“The part of the tea segment that’s growing is the premium tea market,” John Harper Crandall, the company’s VP of sales and marketing, told FoodNavigator-USA at the recent IFT Food Expo in Las Vegas.
“What this product can be used for is the commercial production of kombucha without having to procure, steep, and dispose of your own leaves.”
The acidic drink with a myriad of purported health benefits is a hot category to tap into. According to data from consumer market research firm Mintel, more than half of US adults aged 25-34 already drink kombucha, or nearly 25% of the general US population.
A surge thanks to RTD tea and coffee demand
Founded in 1989, Amelia Bay specializes in brewing tea and coffee at a commercial scale, serving RTD tea and coffee brands. It sources its ingredients worldwide, though customers have the option of specifying a single-source if they wish to have a more premium brand.
Crandall said that demand for brewed tea compounds has grown exponentially in recent years.

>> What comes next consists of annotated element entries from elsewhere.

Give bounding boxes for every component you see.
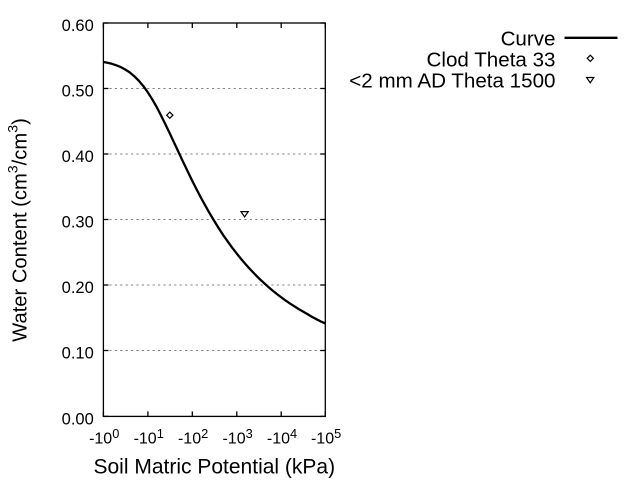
svg-text:0.60: 0.60	[62, 17, 94, 35]
svg-text:0.20: 0.20	[62, 279, 94, 297]
svg-text:-102: -102	[178, 426, 208, 448]
svg-text:0.40: 0.40	[62, 148, 94, 166]
svg-text:0.00: 0.00	[62, 410, 94, 428]
svg-text:-104: -104	[267, 426, 297, 448]
svg-text:-105: -105	[311, 426, 341, 448]
svg-text:Soil Matric Potential (kPa): Soil Matric Potential (kPa)	[94, 456, 336, 479]
svg-text:-100: -100	[89, 426, 119, 448]
svg-text:-103: -103	[222, 426, 252, 448]
svg-text:0.50: 0.50	[62, 83, 94, 101]
svg-text:0.30: 0.30	[62, 214, 94, 232]
svg-text:Water Content (cm3/cm3): Water Content (cm3/cm3)	[6, 118, 32, 342]
svg-text:0.10: 0.10	[62, 345, 94, 363]
svg-text:<2 mm AD Theta 1500: <2 mm AD Theta 1500	[349, 70, 555, 93]
svg-text:Curve: Curve	[501, 27, 556, 50]
svg-text:-101: -101	[134, 426, 164, 448]
svg-text:Clod Theta 33: Clod Theta 33	[427, 48, 556, 71]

A main driving force of this growth is the surge of new product launches and consumer demand for RTD tea products.
According to food and beverage market consultancy Zenith Global, the category reached 37bn liters worldwide in 2016, up 40% since 2011. The bulk of this is Asia with 72% of market share, followed by North America with 15%.
The category’s popularity is a domino effect from decreased sugary soda sales as consumers today, particularly in North America, become more health conscious. Its mix of convenience and health appeal attracts grocery shoppers who are buying less bagged and loose-leaf tea beginning in 2015.
Among the $12bn in US annual tea sales, RTD tea represents the bulk of the US market at 50%, while 8% of Americans consume loose-leaf tea, according to data from Statista.
Herbal blend over citric acid
Another hot-button topic that Amelia Bay put the spotlight on at IFT is using herbal blends to help keep tea fresh as opposed to the traditionally used citric acid.
“For organic sweet tea in particular, when you co-pack you have to acidify it. The problem with organic and all-natural claims is citric acid is synthetic [citric acid is found in fruits but is made commercially via a process some might not consider to be 'natural'],” he said. The use of citric acid has gotten many natural-claiming brands under fire, from Nestlé’s Lean Cuisine to Dole’s fruit cups.
“We have the ability through an herbal tea blend to acidify a product without the use of citric acid, so we’re talking about the ability to have a much cleaner label.”